The church has also prepared thousands of volunteers across their physical locations and Church Online to help welcome guests to each Christmas service.

“We’re constantly inspired by our volunteers’ passion to reach more people for Christ. Over the past 22 years, God has continually exceeded our expectations, so we’re just excited to witness and be a part of what He will do in people’s lives this Christmas,” Gruenewald said.

Meanwhile, at St. Patrick’s Cathedral in New York City, demand for the 2,500 seats available for its Christmas Eve midnight mass is so high, worshipers who will attend the already fully booked and ticketed event began reserving their seats as early as a year ago.

Worshipers light candles at St. Patrick's Cathedral in New York City. | (Photo: Facebook)

A live broadcast of the mass is being made available on WPIX 11 or on the church’s website.

Mercedes Anderson, spokesperson for the Archdiocese of New York, told CP that the special mass at the historic church is in such high demand, it has become the church’s only ticketed mass where the faithful have to submit their request for a seat in writing.

“We have Christmas Eve mass scheduled at midnight and it’s a ticketed mass. Obviously, it’s free admission but given the fact that it is [in] such a high demand, we allow for people to reserve their seats well in advance,” Anderson said.

“It’s the spiritual center of New York City. It’s the focal point on Christmas Eve and Christmas Day mass and we do our best to accommodate the public. Our doors are always open."

While there are a limited number of seats at St. Patrick’s Cathedral to host everyone, Anderson said families with young children are welcome to attend a mass geared toward them at 5:30 p.m.

For the Christmas Eve candlelight service at Lakeside Baptist Church in Canton, Texas, church administrator Kim Adams said she expects a full house as usual.

“They do (show up for church),” Adams said of community members. “We normally have singing and about 30 minutes’ worth of preaching and they hold a candlelight service where everyone lights a candle.”

Adams said she plans on being at the service with her family because from a personal standpoint, “Christmas is about celebrating the birth of Christ. His birth is what led to the crucifixion for salvation from our sins.”
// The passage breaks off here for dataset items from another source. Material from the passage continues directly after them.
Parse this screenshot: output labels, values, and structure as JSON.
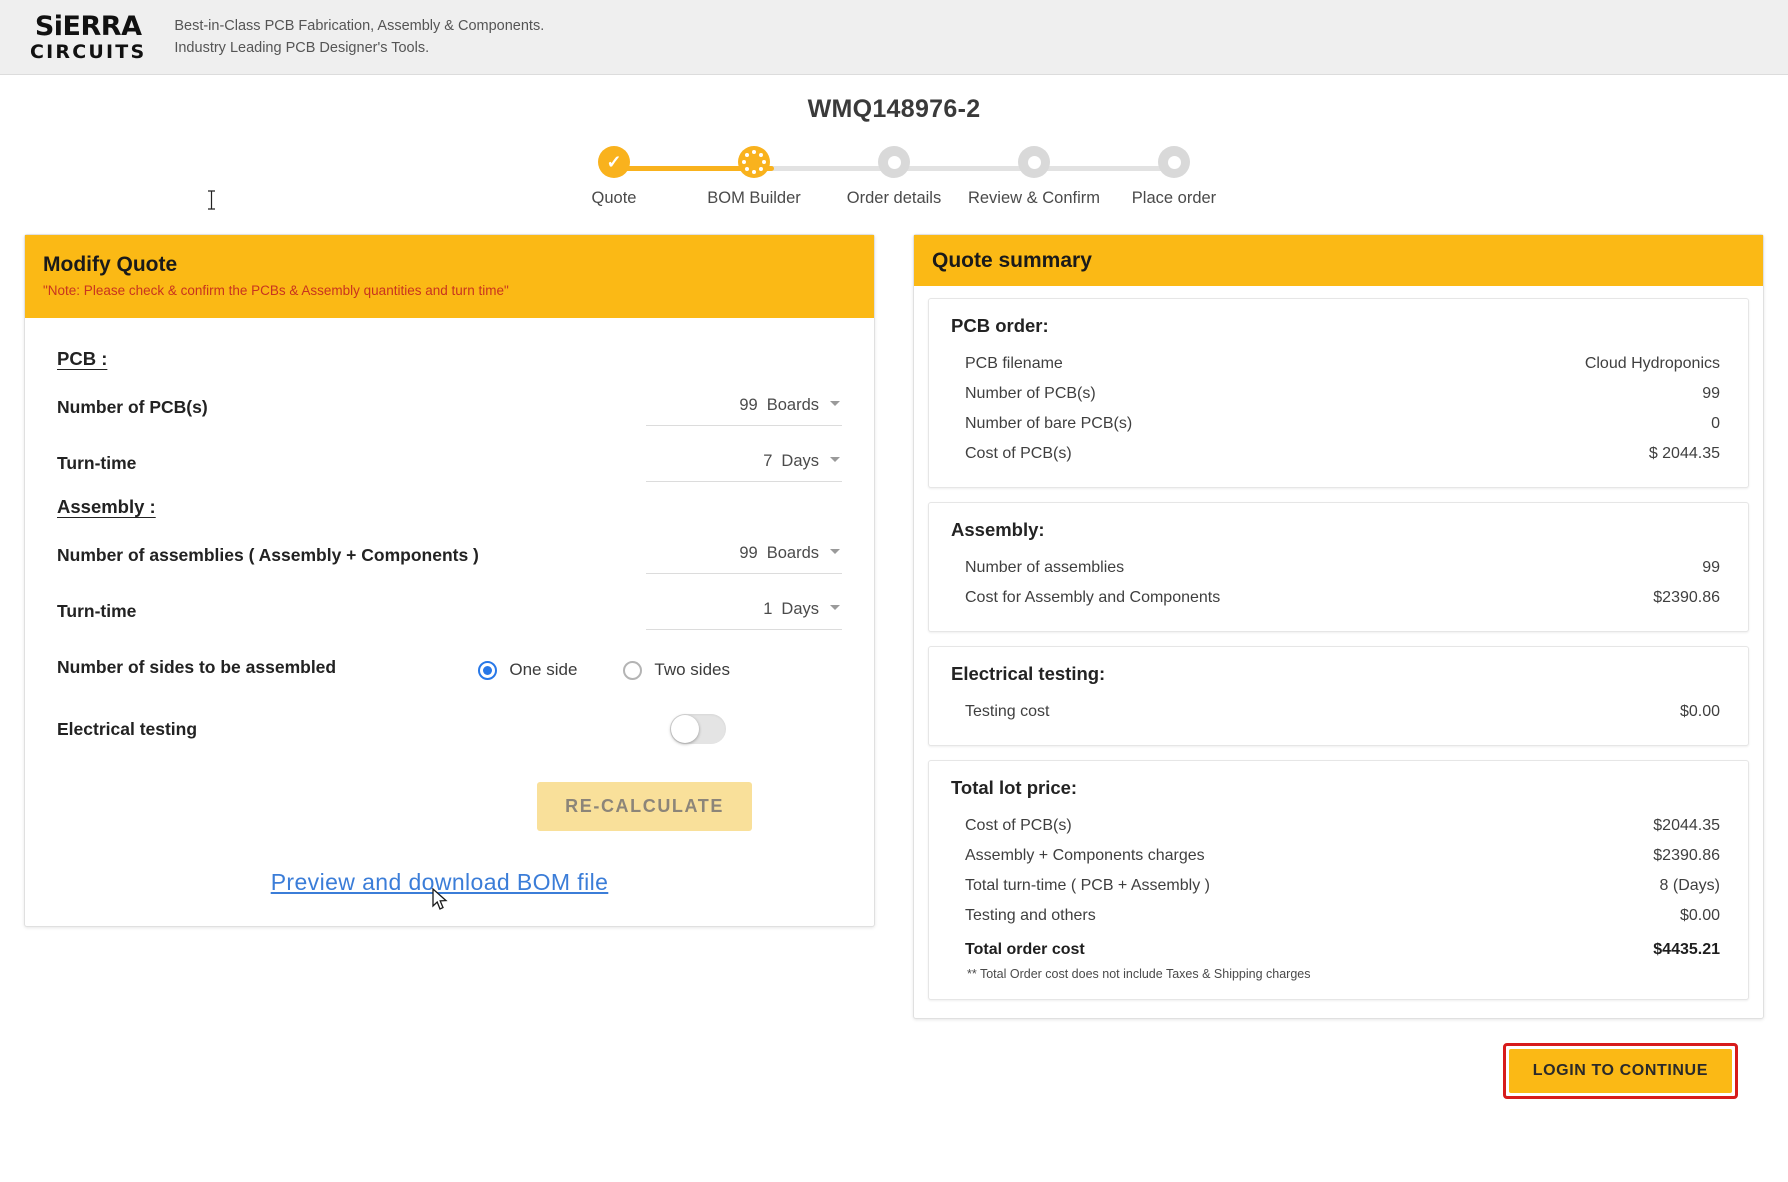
{
  "header": {
    "logo_top": "SiERRA",
    "logo_bottom": "CIRCUITS",
    "tagline_line1": "Best-in-Class PCB Fabrication, Assembly & Components.",
    "tagline_line2": "Industry Leading PCB Designer's Tools."
  },
  "quote_id": "WMQ148976-2",
  "stepper": {
    "steps": [
      {
        "label": "Quote",
        "state": "done"
      },
      {
        "label": "BOM Builder",
        "state": "active"
      },
      {
        "label": "Order details",
        "state": "pending"
      },
      {
        "label": "Review & Confirm",
        "state": "pending"
      },
      {
        "label": "Place order",
        "state": "pending"
      }
    ]
  },
  "modify_quote": {
    "title": "Modify Quote",
    "note": "\"Note: Please check & confirm the PCBs & Assembly quantities and turn time\"",
    "pcb_section_label": "PCB :",
    "assembly_section_label": "Assembly :",
    "rows": {
      "number_of_pcbs": {
        "label": "Number of PCB(s)",
        "value": "99",
        "unit": "Boards"
      },
      "pcb_turn_time": {
        "label": "Turn-time",
        "value": "7",
        "unit": "Days"
      },
      "number_of_assemblies": {
        "label": "Number of assemblies ( Assembly + Components )",
        "value": "99",
        "unit": "Boards"
      },
      "assembly_turn_time": {
        "label": "Turn-time",
        "value": "1",
        "unit": "Days"
      },
      "sides": {
        "label": "Number of sides to be assembled",
        "option_one": "One side",
        "option_two": "Two sides",
        "selected": "One side"
      },
      "electrical_testing": {
        "label": "Electrical testing",
        "enabled": false
      }
    },
    "recalculate_label": "RE-CALCULATE",
    "bom_link_label": "Preview and download BOM file"
  },
  "quote_summary": {
    "title": "Quote summary",
    "cards": [
      {
        "heading": "PCB order:",
        "rows": [
          {
            "label": "PCB filename",
            "value": "Cloud Hydroponics"
          },
          {
            "label": "Number of PCB(s)",
            "value": "99"
          },
          {
            "label": "Number of bare PCB(s)",
            "value": "0"
          },
          {
            "label": "Cost of PCB(s)",
            "value": "$ 2044.35"
          }
        ]
      },
      {
        "heading": "Assembly:",
        "rows": [
          {
            "label": "Number of assemblies",
            "value": "99"
          },
          {
            "label": "Cost for Assembly and Components",
            "value": "$2390.86"
          }
        ]
      },
      {
        "heading": "Electrical testing:",
        "rows": [
          {
            "label": "Testing cost",
            "value": "$0.00"
          }
        ]
      },
      {
        "heading": "Total lot price:",
        "rows": [
          {
            "label": "Cost of PCB(s)",
            "value": "$2044.35"
          },
          {
            "label": "Assembly + Components charges",
            "value": "$2390.86"
          },
          {
            "label": "Total turn-time ( PCB + Assembly )",
            "value": "8 (Days)"
          },
          {
            "label": "Testing and others",
            "value": "$0.00"
          }
        ],
        "total_label": "Total order cost",
        "total_value": "$4435.21",
        "disclaimer": "** Total Order cost does not include Taxes & Shipping charges"
      }
    ]
  },
  "footer": {
    "login_label": "LOGIN TO CONTINUE"
  },
  "colors": {
    "brand_yellow": "#fbb915",
    "link_blue": "#3b7dd8",
    "note_red": "#c8341f",
    "highlight_red": "#d71b1b",
    "radio_blue": "#2878e8"
  }
}
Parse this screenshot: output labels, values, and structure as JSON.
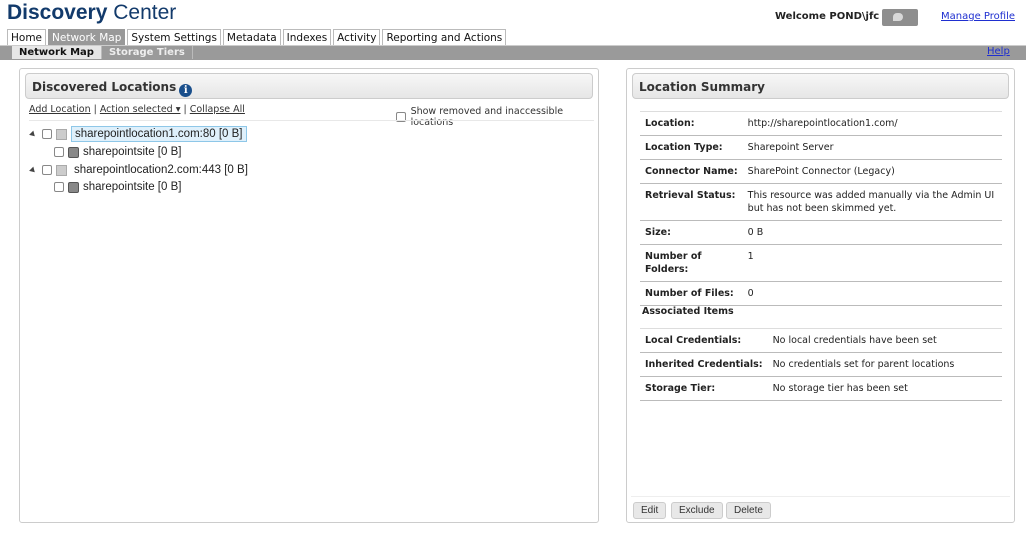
{
  "app": {
    "logo_bold": "Discovery",
    "logo_light": " Center",
    "welcome": "Welcome POND\\jfc",
    "manage_profile": "Manage Profile",
    "help": "Help"
  },
  "tabs": [
    "Home",
    "Network Map",
    "System Settings",
    "Metadata",
    "Indexes",
    "Activity",
    "Reporting and Actions"
  ],
  "subtabs": [
    "Network Map",
    "Storage Tiers"
  ],
  "left": {
    "title": "Discovered Locations",
    "add_location": "Add Location",
    "action_selected": "Action selected ▾",
    "collapse_all": "Collapse All",
    "show_removed": "Show removed and inaccessible locations",
    "tree": [
      {
        "label": "sharepointlocation1.com:80 [0 B]",
        "child": "sharepointsite [0 B]"
      },
      {
        "label": "sharepointlocation2.com:443 [0 B]",
        "child": "sharepointsite [0 B]"
      }
    ]
  },
  "right": {
    "title": "Location Summary",
    "rows": [
      [
        "Location:",
        "http://sharepointlocation1.com/"
      ],
      [
        "Location Type:",
        "Sharepoint Server"
      ],
      [
        "Connector Name:",
        "SharePoint Connector (Legacy)"
      ],
      [
        "Retrieval Status:",
        "This resource was added manually via the Admin UI but has not been skimmed yet."
      ],
      [
        "Size:",
        "0 B"
      ],
      [
        "Number of Folders:",
        "1"
      ],
      [
        "Number of Files:",
        "0"
      ]
    ],
    "associated_title": "Associated Items",
    "assoc": [
      [
        "Local Credentials:",
        "No local credentials have been set"
      ],
      [
        "Inherited Credentials:",
        "No credentials set for parent locations"
      ],
      [
        "Storage Tier:",
        "No storage tier has been set"
      ]
    ],
    "buttons": [
      "Edit",
      "Exclude",
      "Delete"
    ]
  }
}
One of the largest churches in the country, Joel Osteen’s Lakewood Church in Houston, Texas, will not be holding Christmas Eve services. But an official, who was not authorized to speak, explained to CP that the church has been observing the season with a monthlong promotion of Christmas music at the church. This past weekend Max Lucado, who recently shared that he was abused as a child, was a speaker.

At T.D. Jake’s The Potter’s House in Dallas, an administrator said their policy was similar to Lakewood Church’s.

For Calvary Bible Church in Grass Valley, California, a church official, who would only state her name as Lisa, said Christmas Eve services functioned as an important moment of bonding for members of their community. And the services traditionally attract large crowds.

“Regular attendees who have family in town and they bring their family members with them,” she said, describing the increased attendance on Christmas Eve.

A family at Life.Church in 2017. | (Photo: Life.Church)

“There is singing, there is Scripture reading, we usually have some children doing that. We usually do a video from our preschool enrichment program and then there is a message. We usually keep it right around an hour,” she said explaining that one earlier session at 4 p.m. is held for families with young children while a later service at 7:30 p.m. is geared toward adults.

“The whole meaning of Christmas is the birth of Christ and the hope that He gives. That’s the main emphasis, not all the secular type of influences that come in,” she said.